India is projected to surpass China as the world’s most populous country in 2023, with each counting more than 1.4 billion residents this year, according to the 27th edition of the United Nations’ World Population Prospects, 2022.
More About The Report:
The world’s population, estimated to reach 8 billion by Nov. 15 this year, could grow to 8.5 billion in 2030, and 10.4 billion in 2100, as the pace of mortality slows, said the report released on World Population Day.
The world’s population was growing at its slowest pace since 1950, having fallen below 1% in 2020, UN estimates showed.
In 2021, the average fertility of the world’s population stood at 2.3 births per woman over a lifetime, having fallen from about 5 births in 1950. Global fertility is projected to decline further to 2.1 births per woman by 2050.
What Is The Concern:
Referring to an earlier World Health Organisation report– estimating about 14.9 million deaths relating to the COVID-19 pandemic between January 2020 and December 2021, the UN report said global life expectancy at birth fell to 71 years in 2021 from 72.8 years in 2019, mostly due to the pandemic.
The Majority Contributors:
The United Nations said more than half of the projected increase in the global population up to 2050 will be concentrated in eight countries – Congo, Egypt, Ethiopia, India, Nigeria, Pakistan, the Philippines and the United Republic of Tanzania.
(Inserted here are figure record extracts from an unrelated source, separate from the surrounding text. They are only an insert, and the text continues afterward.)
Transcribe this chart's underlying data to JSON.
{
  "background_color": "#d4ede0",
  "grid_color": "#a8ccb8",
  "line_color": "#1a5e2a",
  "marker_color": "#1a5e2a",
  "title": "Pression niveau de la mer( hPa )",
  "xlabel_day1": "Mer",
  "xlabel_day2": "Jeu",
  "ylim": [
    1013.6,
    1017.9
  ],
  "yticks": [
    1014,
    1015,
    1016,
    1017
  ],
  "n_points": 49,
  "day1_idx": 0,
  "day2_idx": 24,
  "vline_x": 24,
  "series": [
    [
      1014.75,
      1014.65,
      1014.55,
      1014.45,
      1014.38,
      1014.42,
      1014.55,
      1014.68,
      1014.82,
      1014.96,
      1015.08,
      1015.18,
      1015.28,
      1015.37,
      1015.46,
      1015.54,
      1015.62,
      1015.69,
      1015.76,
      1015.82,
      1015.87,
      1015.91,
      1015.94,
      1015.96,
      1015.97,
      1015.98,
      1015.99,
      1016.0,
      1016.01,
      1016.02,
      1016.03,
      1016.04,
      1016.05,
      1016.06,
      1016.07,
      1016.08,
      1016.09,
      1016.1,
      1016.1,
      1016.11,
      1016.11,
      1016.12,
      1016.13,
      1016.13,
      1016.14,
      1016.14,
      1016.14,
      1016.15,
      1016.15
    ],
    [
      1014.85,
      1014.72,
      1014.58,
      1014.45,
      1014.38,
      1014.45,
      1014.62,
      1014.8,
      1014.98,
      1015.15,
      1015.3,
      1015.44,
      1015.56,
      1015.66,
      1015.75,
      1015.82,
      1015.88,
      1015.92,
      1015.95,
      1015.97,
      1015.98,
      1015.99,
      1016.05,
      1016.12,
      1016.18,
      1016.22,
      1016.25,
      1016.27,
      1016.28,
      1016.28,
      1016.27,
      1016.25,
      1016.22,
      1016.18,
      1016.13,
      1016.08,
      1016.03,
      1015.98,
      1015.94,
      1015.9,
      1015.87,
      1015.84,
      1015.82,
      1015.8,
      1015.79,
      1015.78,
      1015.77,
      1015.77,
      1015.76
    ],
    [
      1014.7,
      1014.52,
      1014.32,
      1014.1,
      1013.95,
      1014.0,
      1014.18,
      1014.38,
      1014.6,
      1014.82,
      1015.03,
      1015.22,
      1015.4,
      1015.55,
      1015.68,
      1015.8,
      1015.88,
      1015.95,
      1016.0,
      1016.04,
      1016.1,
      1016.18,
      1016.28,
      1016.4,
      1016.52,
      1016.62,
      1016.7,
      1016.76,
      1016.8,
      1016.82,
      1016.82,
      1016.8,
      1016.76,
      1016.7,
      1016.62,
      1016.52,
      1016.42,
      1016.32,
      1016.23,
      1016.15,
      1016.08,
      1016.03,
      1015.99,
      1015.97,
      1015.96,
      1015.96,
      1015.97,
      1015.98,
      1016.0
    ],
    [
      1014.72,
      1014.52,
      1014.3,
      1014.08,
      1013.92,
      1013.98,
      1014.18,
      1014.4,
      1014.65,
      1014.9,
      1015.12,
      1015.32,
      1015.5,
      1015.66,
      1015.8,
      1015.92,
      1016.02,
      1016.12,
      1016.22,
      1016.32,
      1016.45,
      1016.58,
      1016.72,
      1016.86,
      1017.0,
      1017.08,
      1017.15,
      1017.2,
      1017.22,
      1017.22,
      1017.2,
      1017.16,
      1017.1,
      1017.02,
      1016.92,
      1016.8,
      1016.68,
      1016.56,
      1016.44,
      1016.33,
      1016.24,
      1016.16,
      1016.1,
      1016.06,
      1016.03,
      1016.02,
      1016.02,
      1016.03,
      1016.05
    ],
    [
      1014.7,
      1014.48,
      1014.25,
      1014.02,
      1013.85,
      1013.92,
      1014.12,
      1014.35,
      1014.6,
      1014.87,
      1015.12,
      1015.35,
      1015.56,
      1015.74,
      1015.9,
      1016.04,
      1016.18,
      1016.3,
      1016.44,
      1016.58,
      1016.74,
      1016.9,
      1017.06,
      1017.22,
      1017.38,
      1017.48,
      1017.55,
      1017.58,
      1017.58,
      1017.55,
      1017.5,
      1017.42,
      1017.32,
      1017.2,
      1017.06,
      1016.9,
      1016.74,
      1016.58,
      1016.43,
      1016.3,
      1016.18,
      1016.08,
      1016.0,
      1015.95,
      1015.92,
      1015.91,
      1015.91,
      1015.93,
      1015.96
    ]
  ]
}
Countries of sub-Saharan Africa are expected to contribute more than half of the increase anticipated through 2050.
What Has Been Said:
According to the UN, falling mortality rate first led to a “spectacular population growth”, peaking at 2.1% per year between 1962 and 1965. Between 1950 and 1987, world population doubled from 2.5 billion to 5 billion. But as fewer children were born generation to generation, growth started to slow.
The UNFPA projects world population to peak at 10.4 billion in the 2080s and stay there until the end of the century.
According to the UN, 60% of the global population lives in a region where the fertility rate is below replacement level — up from 40% in 1990 — and international migration is now the driver of growth in many countries, with 281 million people living outside their country of birth in 2020.